Monterrey, Nuevo León. — La Secretaría de Medio Ambiente del Estado de Nuevo León dio a conocer los resultados del monitoreo ambiental correspondientes a la primera mitad del año 2026, destacando una baja sostenida en las concentraciones acumuladas de material particulado en el área metropolitana de Monterrey y municipios conurbados. De acuerdo con los registros oficiales procesados por la Agencia de Calidad del Aire, la entidad registró una disminución superior al 20 por ciento en los niveles de partículas contaminantes PM10 y PM2.5 durante el primer semestre de este año, en comparación directa con los valores registrados en el mismo lapso de 2025. Este avance representa uno de los indicadores más significativos de los últimos periodos respecto a los esfuerzos de mitigación de la contaminación atmosférica.
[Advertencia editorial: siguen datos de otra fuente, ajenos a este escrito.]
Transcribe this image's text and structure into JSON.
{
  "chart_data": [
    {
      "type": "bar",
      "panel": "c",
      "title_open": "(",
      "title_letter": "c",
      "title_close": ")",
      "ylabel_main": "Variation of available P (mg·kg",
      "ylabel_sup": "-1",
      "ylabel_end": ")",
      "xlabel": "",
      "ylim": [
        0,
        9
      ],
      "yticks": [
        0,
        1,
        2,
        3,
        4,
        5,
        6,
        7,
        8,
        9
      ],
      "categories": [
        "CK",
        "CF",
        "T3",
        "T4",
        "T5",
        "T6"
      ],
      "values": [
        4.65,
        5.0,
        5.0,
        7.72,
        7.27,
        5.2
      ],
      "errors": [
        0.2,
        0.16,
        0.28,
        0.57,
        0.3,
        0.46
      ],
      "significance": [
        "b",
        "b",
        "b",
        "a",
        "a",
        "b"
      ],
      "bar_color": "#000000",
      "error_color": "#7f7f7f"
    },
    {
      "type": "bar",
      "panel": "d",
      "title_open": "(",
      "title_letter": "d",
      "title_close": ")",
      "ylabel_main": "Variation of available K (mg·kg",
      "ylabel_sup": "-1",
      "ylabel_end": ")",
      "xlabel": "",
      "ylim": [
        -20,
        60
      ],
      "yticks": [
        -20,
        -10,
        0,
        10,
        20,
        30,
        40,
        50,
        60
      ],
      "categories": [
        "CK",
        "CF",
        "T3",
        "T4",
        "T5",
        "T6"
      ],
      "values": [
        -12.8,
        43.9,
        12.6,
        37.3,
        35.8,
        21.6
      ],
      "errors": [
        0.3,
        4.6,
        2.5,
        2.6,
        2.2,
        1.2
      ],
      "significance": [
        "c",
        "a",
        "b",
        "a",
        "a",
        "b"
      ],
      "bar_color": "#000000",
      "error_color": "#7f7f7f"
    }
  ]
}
En términos numéricos precisos, el informe de la dependencia estatal detalla que el promedio acumulado de las partículas gruesas, conocidas como PM10, se situó en 42.22 microgramos por metro cúbico al cierre de junio de 2026. Esta cifra contrasta de forma positiva con los 53.56 microgramos por metro cúbico contabilizados durante los primeros seis meses de 2025, lo que equivale a una contracción neta del 21 por ciento en la presencia de este tipo de polvo, cenizas y hollín en el ambiente. Por su parte, el indicador de partículas finas PM2.5 —aquellas que representan un mayor riesgo respiratorio por su capacidad de penetración en el organismo— reflejó un comportamiento similar al descender de 21.21 a 16.26 microgramos por metro cúbico, lo cual consolida una reducción del 23 por ciento en la medición semestral.

Ante estos resultados, el titular de la Secretaría de Medio Ambiente de Nuevo León, Raúl Lozano Caballero, enfatizó que la mejoría en los indicadores es consecuencia directa de la implementación de una estrategia integral y coordinada entre las autoridades gubernamentales, los distintos rubros de la industria local y la propia ciudadanía. El funcionario subrayó que, si bien la problemática de la calidad del aire representa uno de los desafíos estructurales más complejos para el estado, las cifras actuales confirman la efectividad de las rutas de acción trazadas. “Sabemos que todavía hay retos importantes, pero estos resultados nos aseguran que vamos en la dirección correcta. La reducción en partículas durante este primer semestre es resultado de una estrategia en la que participan todos los sectores. Vamos a seguir reforzando las acciones para mantener esta tendencia y lograr un aire cada vez más limpio para Nuevo León“, aseveró.

Registra Nuevo León reducción superior al 20 % en partículas contaminantes durante el primer semestre de 2026

Registra Nuevo León reducción superior al 20 % en partículas contaminantes durante el primer semestre de 2026

Las autoridades ambientales atribuyeron el descenso de contaminantes a la intensificación de las labores de inspección en fuentes fijas de jurisdicción estatal, así como a la aplicación de normativas más estrictas en el control de emisiones industriales y comerciales. Asimismo, el plan de trabajo ha involucrado operativos de combate directo a fuentes de emisión no reguladas, la supervisión de pedreras, el ordenamiento del transporte y la firma de compromisos de autorregulación con empresas del sector productivo asentadas en la región. Estas medidas han buscado incidir tanto en la emisión primaria de contaminantes como en la dispersión de partículas suspendidas en la atmósfera.

No obstante la tendencia positiva acumulada a lo largo del semestre, la Secretaría de Medio Ambiente precisó que las mediciones atmosféricas no son estáticas y continúan sujetas a variaciones diarias provocadas por factores meteorológicos, condiciones de viento y estabilidad térmica. Por esta razón, existen jornadas o intervalos específicos en los que los niveles de contaminación sobrepasan los límites máximos recomendados por las normas oficiales de salud pública. Sin embargo, la dependencia remarcó que el balance semestral demuestra un avance estructural y reiteró que se mantendrán las labores de vigilancia, regulación y promoción de buenas prácticas para garantizar un impacto duradero en el bienestar de la población regiomontana.